Biz gerginlikten yana olmadığımız gibi, hiçbir ülke de bölgede bir rahatsızlık olsun istemiyor. Barışın olduğu bir yerde hiç kimse gerilim arayışı içerisinde olmaz. Ama bu olayda, malum daha önce yaşanmış bazı hava sahası ihlalleri de vardı. Aidiyeti, milliyeti belli olmayan bir savaş uçağının hava sahası ihlali yapması, uyarılara da aldırmaması neticesinde, böyle bir hadise yaşanması, hesapta olmayan böyle bir durumun meydana gelmiş olması düşündürücüdür, üzücüdür. Biz böyle bir şeyle karşı karşıya kalmayı arzu etmezdik. Ama bir başka açıdan da egemenlik alanınız üzerinde bahsettiğim türden bir yanlış yapılıyor. Bu yanlışı kim yapıyor? Tabii ki yönetici yapmıyor. Uyarılara kulak asmayan, uyarıları duymayan oradaki pilotlardır. Bu durumda bizim pilotlarımız da elbette görevlerini yapmak durumunda. O da angajman kurallarının çalıştırılmasıdır. Ama netice itibarıyla, uyarılara aldırmayan ya da uyarıları duymayan bir pilotun yanlışı sebebiyle meydana gelen bir hadise, iki ülkenin kendi aralarındaki ilişkilere, hele hele stratejik ilişkilere fatura edilmemesi gerekir. Hadiseyi ikili ilişkilere fatura etme eğilimleri, gerçekten bizleri de üzmüştür. Temenni ederim ki kısa zamanda bunu toparlarız.

YAZILANLAR BİRER SENARYO!

Son günlerde birtakım yazılar yazılıyor; ‘Türkiye bir yanlış yaptı, Türkiye oyuna geldi. Sayın Erdoğan’a, Sayın Putin’e bir tuzak kuruldu. Bu planlıydı’ deniliyor. Bunu nasıl değerlendirirsiniz?

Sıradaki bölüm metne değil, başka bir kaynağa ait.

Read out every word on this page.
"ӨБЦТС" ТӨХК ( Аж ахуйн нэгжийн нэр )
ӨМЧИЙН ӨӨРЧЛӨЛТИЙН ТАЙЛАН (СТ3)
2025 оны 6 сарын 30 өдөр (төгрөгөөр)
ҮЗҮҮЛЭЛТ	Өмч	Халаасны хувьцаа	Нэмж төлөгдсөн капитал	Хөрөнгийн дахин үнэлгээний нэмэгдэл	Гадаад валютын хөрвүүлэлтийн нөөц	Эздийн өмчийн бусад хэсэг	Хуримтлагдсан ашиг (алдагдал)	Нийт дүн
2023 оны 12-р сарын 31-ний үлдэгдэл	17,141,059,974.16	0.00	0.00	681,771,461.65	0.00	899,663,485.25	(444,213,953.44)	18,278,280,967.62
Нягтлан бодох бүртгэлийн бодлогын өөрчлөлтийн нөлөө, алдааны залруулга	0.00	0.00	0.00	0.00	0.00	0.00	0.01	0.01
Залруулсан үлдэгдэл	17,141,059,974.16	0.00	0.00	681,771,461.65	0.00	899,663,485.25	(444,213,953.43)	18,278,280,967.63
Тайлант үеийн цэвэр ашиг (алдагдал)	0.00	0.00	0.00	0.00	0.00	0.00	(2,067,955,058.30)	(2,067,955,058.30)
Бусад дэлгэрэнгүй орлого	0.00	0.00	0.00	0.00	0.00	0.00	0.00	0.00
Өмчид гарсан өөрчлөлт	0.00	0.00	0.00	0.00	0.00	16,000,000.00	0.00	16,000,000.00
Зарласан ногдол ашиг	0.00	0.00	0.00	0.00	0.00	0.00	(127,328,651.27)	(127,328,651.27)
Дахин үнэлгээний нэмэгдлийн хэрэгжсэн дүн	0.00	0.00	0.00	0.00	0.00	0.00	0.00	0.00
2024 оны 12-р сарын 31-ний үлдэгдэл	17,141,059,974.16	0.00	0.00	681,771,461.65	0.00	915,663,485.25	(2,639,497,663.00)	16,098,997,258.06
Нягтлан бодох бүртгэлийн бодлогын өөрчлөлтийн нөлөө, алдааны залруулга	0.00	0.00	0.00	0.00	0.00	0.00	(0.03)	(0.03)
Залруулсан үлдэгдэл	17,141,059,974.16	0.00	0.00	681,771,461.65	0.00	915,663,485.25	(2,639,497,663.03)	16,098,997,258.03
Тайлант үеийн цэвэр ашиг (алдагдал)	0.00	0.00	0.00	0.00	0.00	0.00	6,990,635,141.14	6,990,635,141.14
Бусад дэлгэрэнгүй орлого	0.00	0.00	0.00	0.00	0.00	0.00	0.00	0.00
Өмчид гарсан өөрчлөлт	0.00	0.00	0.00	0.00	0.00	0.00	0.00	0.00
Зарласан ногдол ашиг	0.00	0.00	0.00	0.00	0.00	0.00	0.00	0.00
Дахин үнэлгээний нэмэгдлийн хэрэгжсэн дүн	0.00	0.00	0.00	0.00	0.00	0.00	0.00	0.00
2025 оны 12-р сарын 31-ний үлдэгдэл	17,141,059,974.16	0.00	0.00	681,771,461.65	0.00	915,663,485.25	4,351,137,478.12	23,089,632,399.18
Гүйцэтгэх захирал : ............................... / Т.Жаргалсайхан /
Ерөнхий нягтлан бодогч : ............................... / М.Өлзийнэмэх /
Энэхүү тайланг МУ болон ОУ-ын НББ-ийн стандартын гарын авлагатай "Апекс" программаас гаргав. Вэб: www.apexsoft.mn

Neye dayanarak bunları söylüyorlar, neye dayanarak böyle bir ifade kullanıyorlar bunu anlamakta ben zorlanıyorum. Defaatle söylediğimiz bir şey var; angajman kuralları Türkiye tarafından açıklanmıştır. Bölgedeki her ülke de buna dahildir. Kaldı ki olay zaten ciddi sıkıntı içinde olduğumuz Suriye sınırında yaşanıyor. Aidiyeti belli olmayan bir savaş uçağının sınır ihlali yapması, uyarılara da aldırmaması söz konusu. Bu, anlık bir olaydı. Pilotlarımız da o tür bir durum karşısında o an karar vererek, angajman kurallarını uygulamak durumunda. Ben olaya bakıyorum. Dolayısıyla medyada üretilen senaryoları, yapılan bazı yorumları anlamak mümkün değil. 

BİZDEN ASKER İSTEYEN ABADİ İDİ!

l Irak Başbakanı Abadi Türkiye’nin askerlerini çekmesi için bir açıklama yaptı. Buradaki son durum hakkında neler söylersiniz?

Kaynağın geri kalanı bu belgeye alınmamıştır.